Franklin Fall Festival gives middle school singers a glimpse at their future10/14/2019
When Lent teacher Chris Meade took his middle school choral students to the recent Franklin Fall Festival, he watched in amazement as they entered the fully modernized high school’s state-of-the-art auditorium.
“Oh man, they were overwhelmed by it,” Meade said. “They thought it was the coolest thing. They’re like, ‘This place is huge!’”
In some ways, the event served as a convergence of two major initiatives in Portland Public Schools: the modernization of Franklin, thanks to a voter approved bond; and the district’s work on the arts, fueled by the Portland Arts Tax, and the development of the Master Arts Education Plan (MAEP).
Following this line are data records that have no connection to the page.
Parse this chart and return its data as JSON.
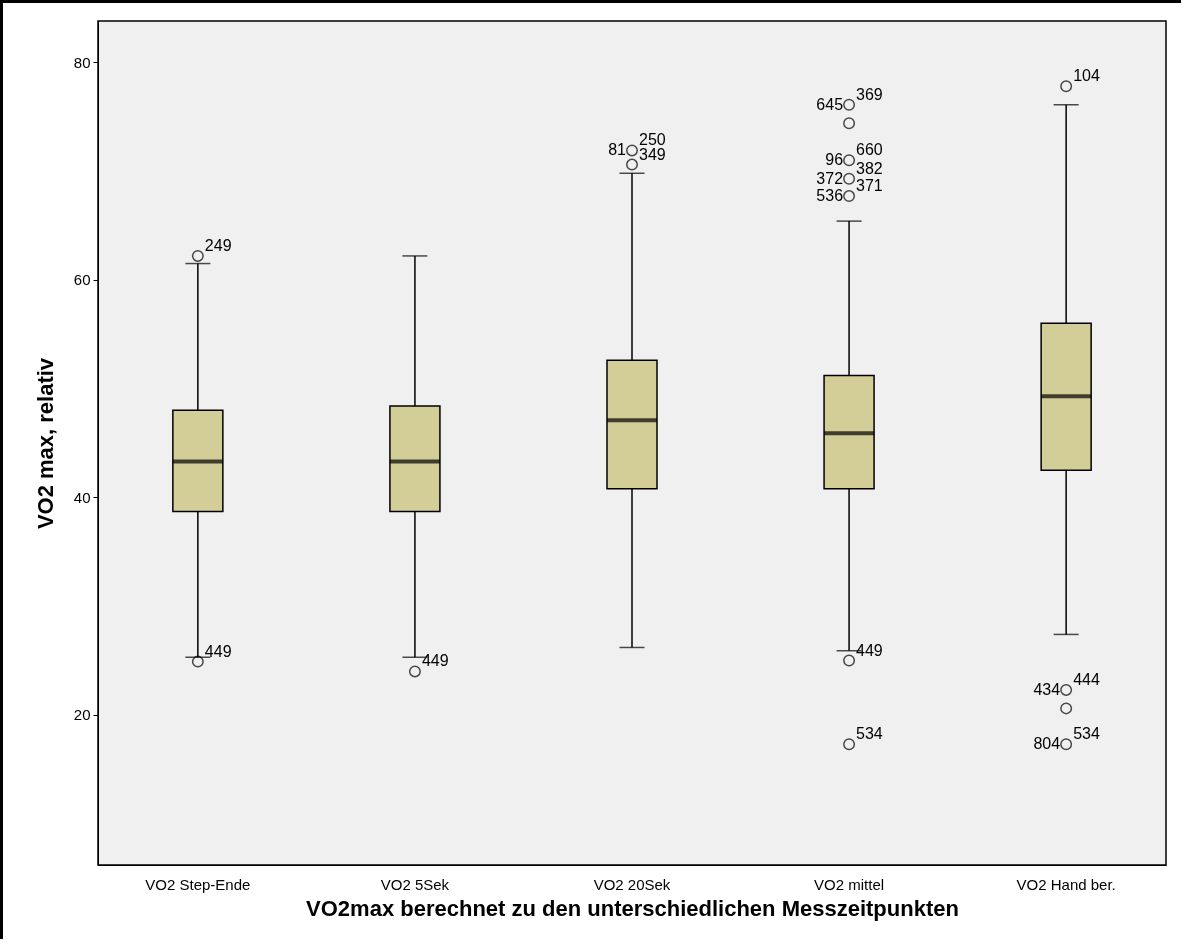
{
  "chart_data": {
    "type": "box",
    "xlabel": "VO2max berechnet zu den unterschiedlichen Messzeitpunkten",
    "ylabel": "VO2 max, relativ",
    "categories": [
      "VO2 Step-Ende",
      "VO2 5Sek",
      "VO2 20Sek",
      "VO2 mittel",
      "VO2 Hand ber."
    ],
    "series": [
      {
        "color": "#d3ce97",
        "boxes": [
          {
            "low": 25.3,
            "q1": 38.7,
            "median": 43.3,
            "q3": 48.0,
            "high": 61.5
          },
          {
            "low": 25.3,
            "q1": 38.7,
            "median": 43.3,
            "q3": 48.4,
            "high": 62.2
          },
          {
            "low": 26.2,
            "q1": 40.8,
            "median": 47.1,
            "q3": 52.6,
            "high": 69.8
          },
          {
            "low": 25.9,
            "q1": 40.8,
            "median": 45.9,
            "q3": 51.2,
            "high": 65.4
          },
          {
            "low": 27.4,
            "q1": 42.5,
            "median": 49.3,
            "q3": 56.0,
            "high": 76.1
          }
        ]
      },
      {
        "type": "scatter",
        "color": "#000000",
        "x": [
          "VO2 Step-Ende",
          "VO2 Step-Ende",
          "VO2 5Sek",
          "VO2 20Sek",
          "VO2 20Sek",
          "VO2 mittel",
          "VO2 mittel",
          "VO2 mittel",
          "VO2 mittel",
          "VO2 mittel",
          "VO2 mittel",
          "VO2 mittel",
          "VO2 Hand ber.",
          "VO2 Hand ber.",
          "VO2 Hand ber.",
          "VO2 Hand ber."
        ],
        "values": [
          62.2,
          24.9,
          24.0,
          71.9,
          70.6,
          76.1,
          74.4,
          71.0,
          69.3,
          67.7,
          25.0,
          17.3,
          77.8,
          22.3,
          20.6,
          17.3
        ]
      }
    ],
    "ylim": [
      6.2,
      83.8
    ],
    "yticks": [
      20,
      40,
      60,
      80
    ],
    "grid": false,
    "marker": "circle",
    "annotations": [
      {
        "text": "249",
        "x": "VO2 Step-Ende",
        "y": 62.2
      },
      {
        "text": "449",
        "x": "VO2 Step-Ende",
        "y": 24.9
      },
      {
        "text": "449",
        "x": "VO2 5Sek",
        "y": 24.0
      },
      {
        "text": "81",
        "x": "VO2 20Sek",
        "y": 71.9
      },
      {
        "text": "250",
        "x": "VO2 20Sek",
        "y": 71.9
      },
      {
        "text": "349",
        "x": "VO2 20Sek",
        "y": 70.6
      },
      {
        "text": "645",
        "x": "VO2 mittel",
        "y": 76.1
      },
      {
        "text": "369",
        "x": "VO2 mittel",
        "y": 76.1
      },
      {
        "text": "96",
        "x": "VO2 mittel",
        "y": 71.0
      },
      {
        "text": "660",
        "x": "VO2 mittel",
        "y": 71.0
      },
      {
        "text": "372",
        "x": "VO2 mittel",
        "y": 69.3
      },
      {
        "text": "382",
        "x": "VO2 mittel",
        "y": 69.3
      },
      {
        "text": "536",
        "x": "VO2 mittel",
        "y": 67.7
      },
      {
        "text": "371",
        "x": "VO2 mittel",
        "y": 67.7
      },
      {
        "text": "449",
        "x": "VO2 mittel",
        "y": 25.0
      },
      {
        "text": "534",
        "x": "VO2 mittel",
        "y": 17.3
      },
      {
        "text": "104",
        "x": "VO2 Hand ber.",
        "y": 77.8
      },
      {
        "text": "434",
        "x": "VO2 Hand ber.",
        "y": 22.3
      },
      {
        "text": "444",
        "x": "VO2 Hand ber.",
        "y": 22.3
      },
      {
        "text": "804",
        "x": "VO2 Hand ber.",
        "y": 17.3
      },
      {
        "text": "534",
        "x": "VO2 Hand ber.",
        "y": 17.3
      }
    ]
  }
}
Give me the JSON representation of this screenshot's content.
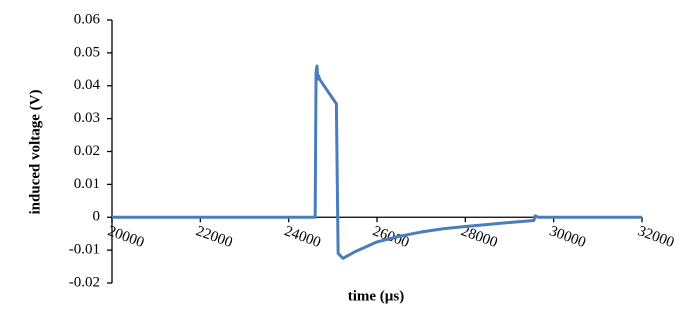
{
  "chart_data": {
    "type": "line",
    "x_label": "time (µs)",
    "y_label": "induced voltage (V)",
    "color": "#4a7ebb",
    "x": [
      20000,
      24600,
      24620,
      24640,
      24660,
      24680,
      24700,
      25080,
      25120,
      25230,
      25500,
      26000,
      26500,
      27000,
      27500,
      28000,
      28500,
      29000,
      29550,
      29580,
      29650,
      32000
    ],
    "values": [
      0,
      0,
      0.044,
      0.046,
      0.042,
      0.043,
      0.042,
      0.0345,
      -0.011,
      -0.0125,
      -0.0105,
      -0.0075,
      -0.0058,
      -0.0045,
      -0.0035,
      -0.0028,
      -0.0022,
      -0.0016,
      -0.001,
      0.0004,
      0,
      0
    ],
    "xlim": [
      20000,
      32000
    ],
    "xticks": [
      20000,
      22000,
      24000,
      26000,
      28000,
      30000,
      32000
    ],
    "ylim": [
      -0.02,
      0.06
    ],
    "yticks": [
      0.06,
      0.05,
      0.04,
      0.03,
      0.02,
      0.01,
      0,
      -0.01,
      -0.02
    ]
  }
}
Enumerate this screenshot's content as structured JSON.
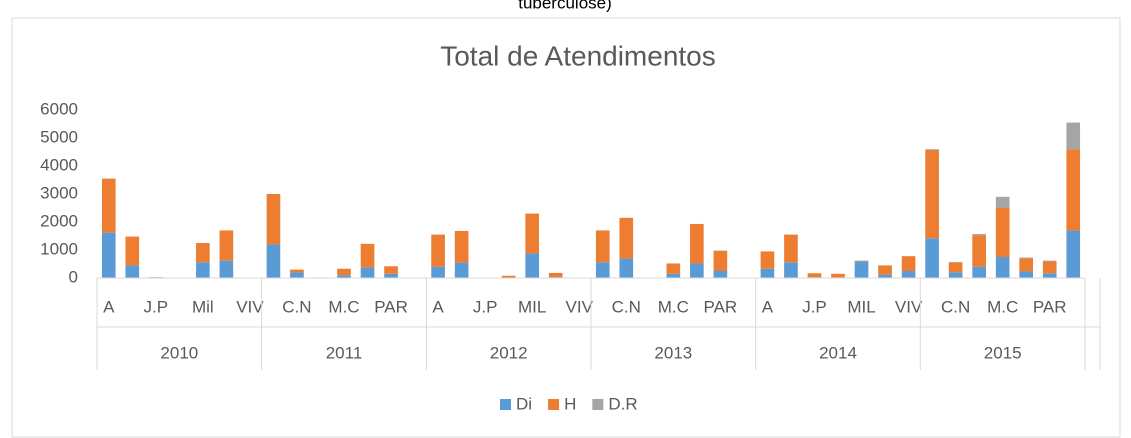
{
  "chart_data": {
    "type": "stacked_bar",
    "header": "tuberculose)",
    "title": "Total de Atendimentos",
    "categories": [
      "A",
      null,
      "J.P",
      null,
      "Mil",
      null,
      "VIV",
      null,
      "C.N",
      null,
      "M.C",
      null,
      "PAR",
      null,
      "A",
      null,
      "J.P",
      null,
      "MIL",
      null,
      "VIV",
      null,
      "C.N",
      null,
      "M.C",
      null,
      "PAR",
      null,
      "A",
      null,
      "J.P",
      null,
      "MIL",
      null,
      "VIV",
      null,
      "C.N",
      null,
      "M.C",
      null,
      "PAR",
      null
    ],
    "groups": [
      "2010",
      "2011",
      "2012",
      "2013",
      "2014",
      "2015"
    ],
    "series": [
      {
        "name": "Di",
        "color": "#5b9bd5",
        "values": [
          1620,
          450,
          20,
          0,
          560,
          620,
          0,
          1200,
          200,
          10,
          100,
          380,
          150,
          0,
          400,
          550,
          0,
          10,
          880,
          30,
          0,
          560,
          700,
          0,
          150,
          520,
          250,
          0,
          330,
          560,
          30,
          20,
          600,
          120,
          250,
          1420,
          200,
          400,
          750,
          230,
          170,
          1700
        ]
      },
      {
        "name": "H",
        "color": "#ed7d31",
        "values": [
          1930,
          1030,
          10,
          0,
          690,
          1080,
          0,
          1800,
          100,
          10,
          230,
          840,
          270,
          0,
          1150,
          1130,
          0,
          70,
          1420,
          150,
          0,
          1140,
          1450,
          0,
          370,
          1410,
          720,
          0,
          620,
          990,
          140,
          130,
          20,
          330,
          530,
          3150,
          350,
          1130,
          1750,
          480,
          420,
          2900
        ]
      },
      {
        "name": "D.R",
        "color": "#a5a5a5",
        "values": [
          0,
          0,
          0,
          0,
          0,
          0,
          0,
          0,
          0,
          0,
          0,
          0,
          0,
          0,
          0,
          0,
          0,
          0,
          0,
          0,
          0,
          0,
          0,
          0,
          0,
          0,
          10,
          0,
          0,
          0,
          0,
          0,
          0,
          0,
          0,
          30,
          20,
          40,
          400,
          20,
          30,
          950
        ]
      }
    ],
    "ylim": [
      0,
      6000
    ],
    "yticks": [
      0,
      1000,
      2000,
      3000,
      4000,
      5000,
      6000
    ],
    "grid": false,
    "legend": "bottom"
  }
}
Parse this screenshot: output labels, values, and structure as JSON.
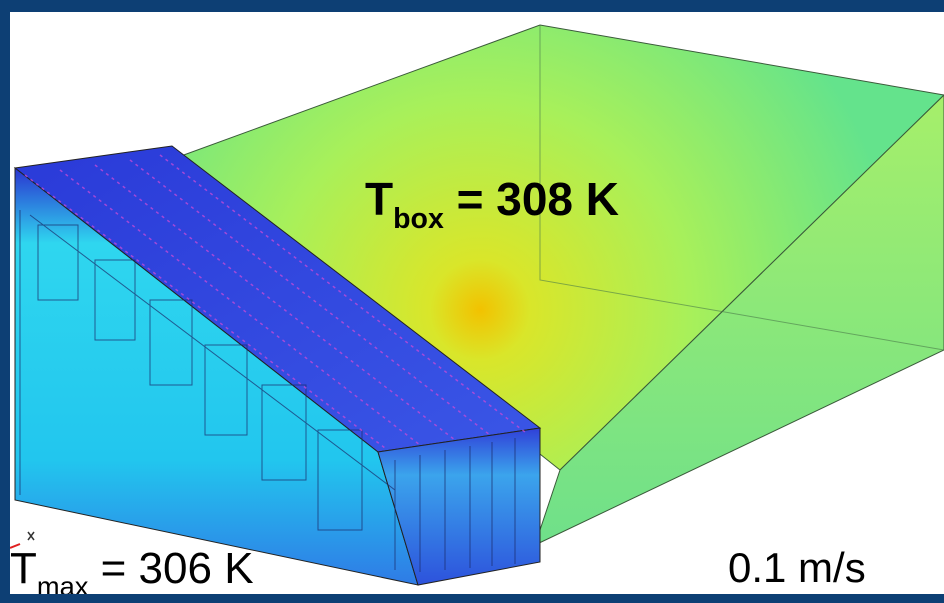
{
  "labels": {
    "box": {
      "symbol": "T",
      "subscript": "box",
      "text": " = 308 K"
    },
    "max": {
      "symbol": "T",
      "subscript": "max",
      "text": " = 306 K"
    },
    "speed": "0.1 m/s"
  }
}
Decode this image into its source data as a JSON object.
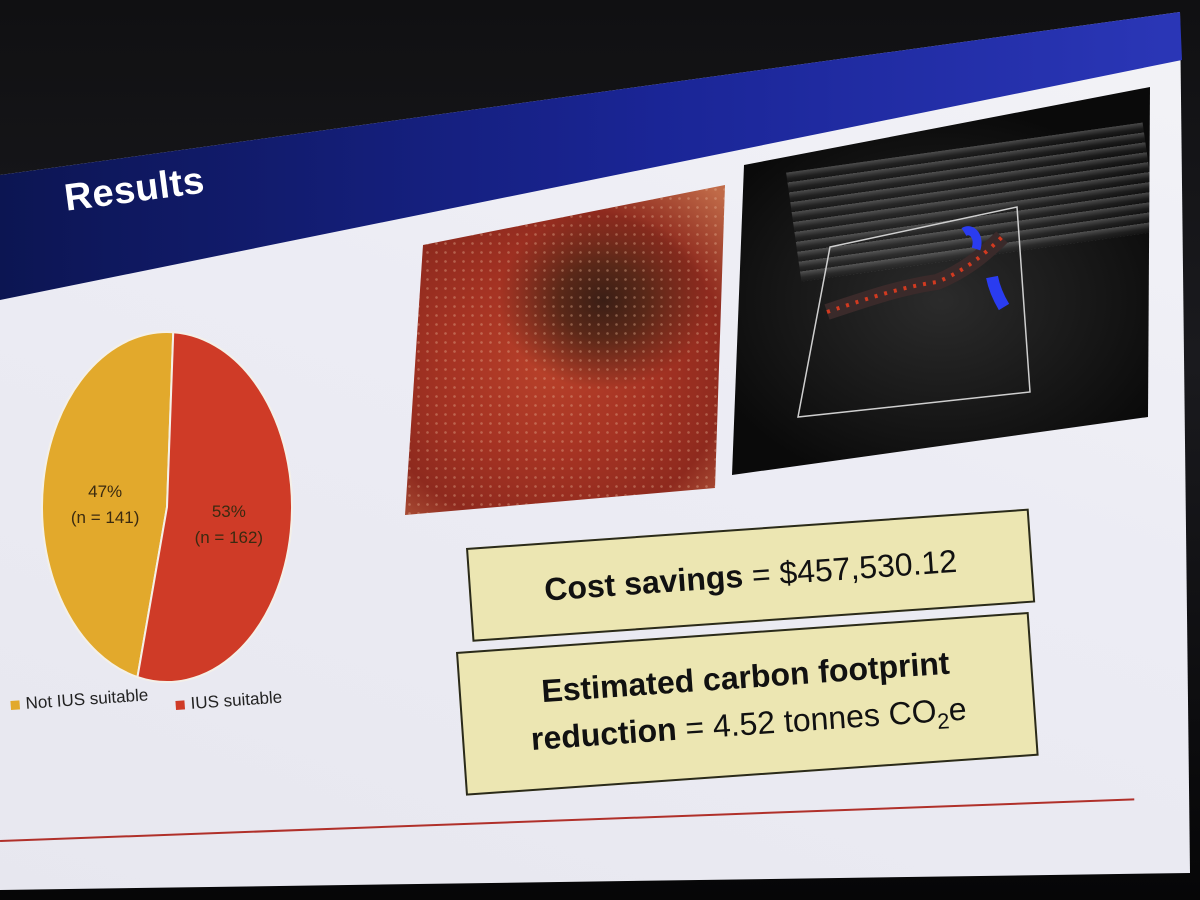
{
  "slide": {
    "title": "Results",
    "cost_savings": {
      "label": "Cost savings",
      "operator": " = ",
      "value": "$457,530.12"
    },
    "carbon": {
      "line1": "Estimated carbon footprint",
      "line2_bold": "reduction",
      "line2_rest": " = 4.52 tonnes CO",
      "subscript": "2",
      "suffix": "e"
    },
    "images": [
      {
        "name": "endoscopy-photo",
        "kind": "photo"
      },
      {
        "name": "intestinal-ultrasound-image",
        "kind": "photo"
      }
    ],
    "colors": {
      "banner": "#1a2596",
      "not_suitable": "#e2a92c",
      "suitable": "#cf3b27",
      "box_fill": "#ece6b2",
      "rule": "#b0302a"
    }
  },
  "chart_data": {
    "type": "pie",
    "title": "",
    "categories": [
      "Not IUS suitable",
      "IUS suitable"
    ],
    "values": [
      47,
      53
    ],
    "counts": [
      141,
      162
    ],
    "slice_labels": [
      {
        "pct": "47%",
        "n": "(n = 141)"
      },
      {
        "pct": "53%",
        "n": "(n = 162)"
      }
    ],
    "colors": [
      "#e2a92c",
      "#cf3b27"
    ],
    "legend": {
      "position": "bottom",
      "entries": [
        "Not IUS suitable",
        "IUS suitable"
      ]
    }
  }
}
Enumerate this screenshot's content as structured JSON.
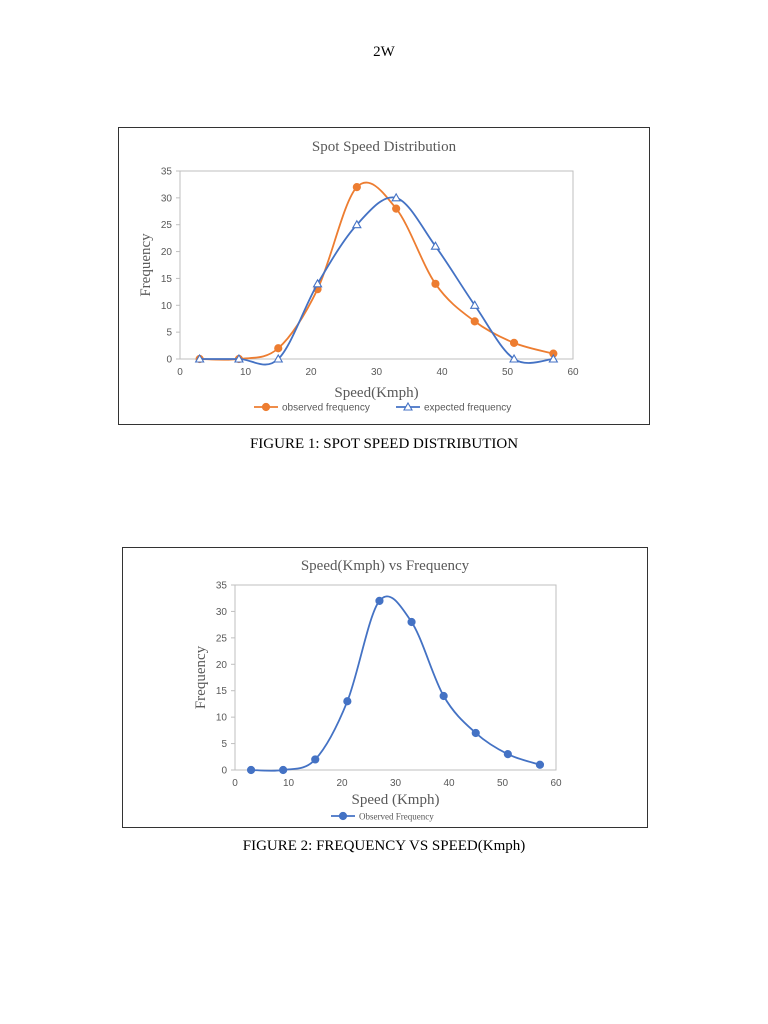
{
  "header": {
    "page_label": "2W"
  },
  "captions": {
    "figure1": "FIGURE 1: SPOT SPEED DISTRIBUTION",
    "figure2": "FIGURE 2: FREQUENCY VS SPEED(Kmph)"
  },
  "colors": {
    "observed": "#ED7D31",
    "expected": "#4472C4",
    "observed2": "#4472C4",
    "axis": "#BFBFBF"
  },
  "chart_data": [
    {
      "type": "line",
      "title": "Spot Speed Distribution",
      "xlabel": "Speed(Kmph)",
      "ylabel": "Frequency",
      "xlim": [
        0,
        60
      ],
      "ylim": [
        0,
        35
      ],
      "xticks": [
        0,
        10,
        20,
        30,
        40,
        50,
        60
      ],
      "yticks": [
        0,
        5,
        10,
        15,
        20,
        25,
        30,
        35
      ],
      "grid": false,
      "legend": "bottom",
      "series": [
        {
          "name": "observed frequency",
          "marker": "circle",
          "x": [
            3,
            9,
            15,
            21,
            27,
            33,
            39,
            45,
            51,
            57
          ],
          "y": [
            0,
            0,
            2,
            13,
            32,
            28,
            14,
            7,
            3,
            1
          ]
        },
        {
          "name": "expected frequency",
          "marker": "triangle",
          "x": [
            3,
            9,
            15,
            21,
            27,
            33,
            39,
            45,
            51,
            57
          ],
          "y": [
            0,
            0,
            0,
            14,
            25,
            30,
            21,
            10,
            0,
            0
          ]
        }
      ]
    },
    {
      "type": "line",
      "title": "Speed(Kmph) vs Frequency",
      "xlabel": "Speed (Kmph)",
      "ylabel": "Frequency",
      "xlim": [
        0,
        60
      ],
      "ylim": [
        0,
        35
      ],
      "xticks": [
        0,
        10,
        20,
        30,
        40,
        50,
        60
      ],
      "yticks": [
        0,
        5,
        10,
        15,
        20,
        25,
        30,
        35
      ],
      "grid": false,
      "legend": "bottom",
      "series": [
        {
          "name": "Observed Frequency",
          "marker": "circle",
          "x": [
            3,
            9,
            15,
            21,
            27,
            33,
            39,
            45,
            51,
            57
          ],
          "y": [
            0,
            0,
            2,
            13,
            32,
            28,
            14,
            7,
            3,
            1
          ]
        }
      ]
    }
  ]
}
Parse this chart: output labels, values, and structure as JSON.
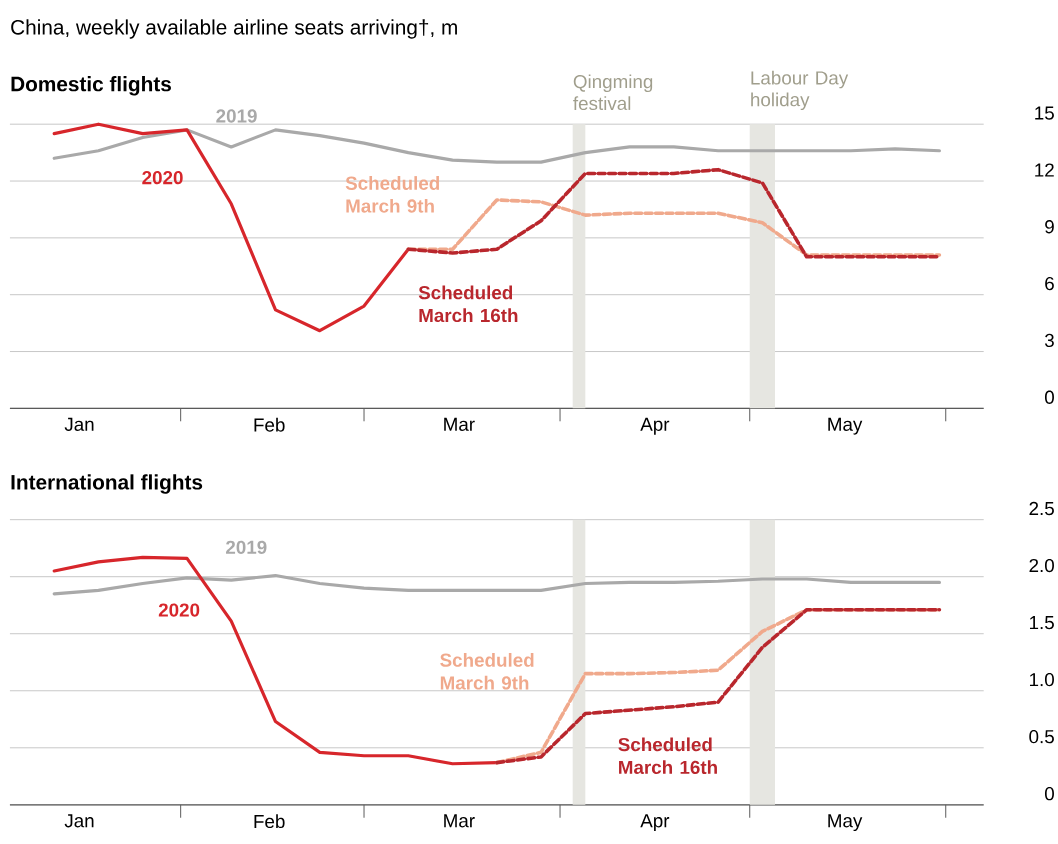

One of the MAEP’s main goals is a create arts pathways in which students can learn an area of the arts – visual or performance – throughout their time in PPS. Karen Bohart, who is in her second year as music teacher at Franklin, is doing early work toward that in her cohort.
Last year, she took Franklin’s choir out to perform at cohort middle schools. This year, she replicated an event she held during her 17 years in the Reynolds School District and brought Meade’s Lent choir, and the Lane Middle School choir taught by Judy Rose, to Franklin, to perform in front of, and with, the high school choir.
About 45 middle school students took part in the Fall Festival, getting an opportunity to perform with their own choir and in a mass performance. Performing alongside the high school singers in Franklin’s sparkling venue offered the students a preview of what could be in their future.
“It was so cool,” Bohart said. “All those middle school kids were walking out saying, ‘I can’t wait for choir at Franklin.’”
Bohart would like to find ways to include other Franklin feeder schools, especially Mt. Tabor Middle School, which does not have a choir program, but does have a band program. She also wants to show choir students the other performing arts opportunities at Franklin, such as drama, which is preparing for its fall production, “Addams Family, the Musical.”
“They could be an instrumentalist, they could be a singer, and they could be an actor or actress,” Bohart said. “They can do it all in high school.”
Meade, who is in his third year at Lent, said the Fall Festival was the first opportunity for his students to leave campus and perform. More importantly, it showed them that music does not have to be an elective that is quickly forgotten after middle school. It can be a part of their future.
“That’s what I told them, that this is yours, this is here for you,” Meade said. “You just have to seize it.”